Résumé: Au coeur de l'immense forêt de Gouès, Basile grandit en suivant l'apprentissage des sorcières. Né fille, il rêve de pouvoir vivre pleinement en tant que garçon, sans devoir pour autant renoncer à la magie, que seules les femmes peuvent pratiquer dans cette partie reculée du monde. Basile décide alors de tout quitter pour se rendre sur l'île d'Eclepsis, métropole prospère où vit une autre caste de magicien·ne·s, les Occultistes. En tentant d'intégrer leur prestigieuse Académie de magie, il fait la connaissance d'Albain et Madeleine avec qui il partagera ses rêves, ses doutes et ses secrets...
D
epuis toute petite, Naig est attirée par l'occultisme. Dans la forêt de Gouès où elle vit, cette pratique est taboue, aussi s'y exerce-t-elle à l'abri des regards, surtout celui de maîtresse Barba. C'est chez elle qu'elle effectue son apprentissage de la magie avec son amie Rozenn. Mais Naig se sent engoncée dans les enseignements des sorcières et rêve par-dessus tout de rejoindre l'île d'Eclepsis et son université. Là-bas, elle pourra être elle-même et apprendre tout ce qu'elle souhaite. Pour atteindre son but, elle doit laisser tout ce qu'il connait derrière elle et partir vers l'inconnu.
« Une saga fantasy queer entre magie et action épique et quête d'identité ». C'est ainsi que Dargaud présente succinctement cette ambitieuse série. Toutefois, et avant que les moins curieux ne crient au wokisme et détournent le regard, il convient de préciser que le premier acte de cette trilogie ne se résume pas à cette accroche. Non, le titre possède de solides arguments pour convaincre un large public.

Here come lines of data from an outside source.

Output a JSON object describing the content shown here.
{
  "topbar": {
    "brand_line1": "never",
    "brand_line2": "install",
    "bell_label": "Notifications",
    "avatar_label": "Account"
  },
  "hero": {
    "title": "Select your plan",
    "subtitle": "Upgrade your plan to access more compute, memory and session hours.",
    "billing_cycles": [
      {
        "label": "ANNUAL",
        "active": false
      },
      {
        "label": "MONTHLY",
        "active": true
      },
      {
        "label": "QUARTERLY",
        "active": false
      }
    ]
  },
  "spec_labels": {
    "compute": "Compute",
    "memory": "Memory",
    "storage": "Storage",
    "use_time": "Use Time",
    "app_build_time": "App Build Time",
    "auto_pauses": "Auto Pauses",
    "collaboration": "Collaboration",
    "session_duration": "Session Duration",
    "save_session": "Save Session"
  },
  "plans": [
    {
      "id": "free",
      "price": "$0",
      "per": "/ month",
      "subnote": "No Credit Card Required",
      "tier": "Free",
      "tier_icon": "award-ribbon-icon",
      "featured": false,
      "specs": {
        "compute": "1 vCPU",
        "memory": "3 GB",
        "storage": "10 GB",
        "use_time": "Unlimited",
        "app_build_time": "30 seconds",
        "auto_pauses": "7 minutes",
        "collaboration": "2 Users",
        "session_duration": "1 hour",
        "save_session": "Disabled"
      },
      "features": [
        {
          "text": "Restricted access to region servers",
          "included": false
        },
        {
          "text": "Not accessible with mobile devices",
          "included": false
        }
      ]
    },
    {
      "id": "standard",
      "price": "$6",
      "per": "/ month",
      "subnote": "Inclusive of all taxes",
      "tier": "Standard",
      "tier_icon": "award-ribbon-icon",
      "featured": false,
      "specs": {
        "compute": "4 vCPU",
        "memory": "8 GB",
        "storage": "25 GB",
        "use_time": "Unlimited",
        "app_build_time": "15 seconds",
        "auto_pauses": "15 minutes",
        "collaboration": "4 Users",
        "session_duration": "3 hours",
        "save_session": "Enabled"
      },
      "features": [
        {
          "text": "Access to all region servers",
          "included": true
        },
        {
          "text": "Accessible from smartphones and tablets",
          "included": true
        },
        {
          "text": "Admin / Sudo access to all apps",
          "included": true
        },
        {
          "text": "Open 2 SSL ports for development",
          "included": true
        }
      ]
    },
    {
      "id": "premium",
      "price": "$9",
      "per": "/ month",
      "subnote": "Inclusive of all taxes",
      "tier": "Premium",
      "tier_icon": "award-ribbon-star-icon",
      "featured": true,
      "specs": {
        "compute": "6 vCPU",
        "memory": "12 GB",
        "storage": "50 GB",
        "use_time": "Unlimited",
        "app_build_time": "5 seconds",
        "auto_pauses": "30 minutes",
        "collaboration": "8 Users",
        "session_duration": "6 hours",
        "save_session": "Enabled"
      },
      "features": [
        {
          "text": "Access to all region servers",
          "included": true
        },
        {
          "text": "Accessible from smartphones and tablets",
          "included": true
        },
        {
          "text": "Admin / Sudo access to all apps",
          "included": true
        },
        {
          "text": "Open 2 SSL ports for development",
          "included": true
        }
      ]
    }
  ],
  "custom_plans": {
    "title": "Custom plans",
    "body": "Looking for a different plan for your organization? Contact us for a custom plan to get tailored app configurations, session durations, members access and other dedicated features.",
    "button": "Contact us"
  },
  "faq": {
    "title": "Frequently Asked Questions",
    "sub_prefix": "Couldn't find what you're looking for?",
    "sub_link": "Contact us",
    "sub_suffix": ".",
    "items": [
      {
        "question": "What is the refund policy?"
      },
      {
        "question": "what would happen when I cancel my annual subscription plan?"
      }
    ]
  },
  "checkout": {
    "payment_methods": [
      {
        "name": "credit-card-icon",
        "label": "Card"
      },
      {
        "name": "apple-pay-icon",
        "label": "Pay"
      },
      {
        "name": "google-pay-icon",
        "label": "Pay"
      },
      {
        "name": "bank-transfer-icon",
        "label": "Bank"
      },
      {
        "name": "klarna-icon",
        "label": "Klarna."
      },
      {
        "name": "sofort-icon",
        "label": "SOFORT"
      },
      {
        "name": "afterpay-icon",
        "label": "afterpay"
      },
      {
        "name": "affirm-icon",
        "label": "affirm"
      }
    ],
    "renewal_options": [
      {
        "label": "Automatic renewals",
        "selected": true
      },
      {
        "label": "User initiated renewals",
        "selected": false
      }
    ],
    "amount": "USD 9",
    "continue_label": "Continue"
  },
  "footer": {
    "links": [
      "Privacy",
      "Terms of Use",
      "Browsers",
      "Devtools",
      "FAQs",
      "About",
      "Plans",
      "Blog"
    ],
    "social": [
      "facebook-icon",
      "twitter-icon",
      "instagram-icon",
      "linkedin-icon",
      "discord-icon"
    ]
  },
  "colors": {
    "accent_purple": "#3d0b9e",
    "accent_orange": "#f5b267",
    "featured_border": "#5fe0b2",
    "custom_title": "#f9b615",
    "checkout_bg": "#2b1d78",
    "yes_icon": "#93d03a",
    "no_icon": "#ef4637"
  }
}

D'abord, un copieux volume de plus de 200 planches qu'Aloïs utilise pour poser un univers dense et brosser le portait de personnages attachants. Cette générosité se retrouve également dans le soin apporté aux décors, variés et fouillés, pour lesquels l'auteur fait preuve d'un réel souci du détail. Enfin, et c'est peut-être là que le conteur démontre tout son talent, la volonté d'offrir une trame solide qui, même si elle n'est pas pleinement surprenante, n'en demeure pas moins captivante. En proposant un monde où la magie est réservée aux femmes, il a la bonne idée d'inverser les rapports habituels. Ici, ce sont les hommes qui doivent se cacher pour exercer cet art et les rares qui le font au grand jour sont pointés du doigt.
C'est d'ailleurs cette caractéristique qui fournit la motivation nécessaire à Naig pour partir tout d'abord, puis qui lui donne un lieu à atteindre pour réaliser son rêve. Ce changement de contexte est propice à développer le cadre imaginé par l'artiste mais se révèle également un terreau fertile pour différents développements. En effet, en parvenant à intégrer l'école de magie, où de nouvelles amitiés naissent autant que de nombreux mystères se font jour, le héros va se confronter au regard des autres et questionner ses croyances, les règles établies et ses motivations pour trouver sa voie. Entouré d'une galerie de personnages variés qui apportent toutes et tous, dans l'humour très présent ou dans les intrigues, Naig devra évoluer et grandir pour trouver sa place dans sa nouvelle vie.
Aloïs réussit son entrée dans le neuvième art avec un premier tome généreux dans un univers dense et original. Si tout n'est pas maitrisé ni forcément très original, l'ensemble est très bien mené et mérite de s'y attarder.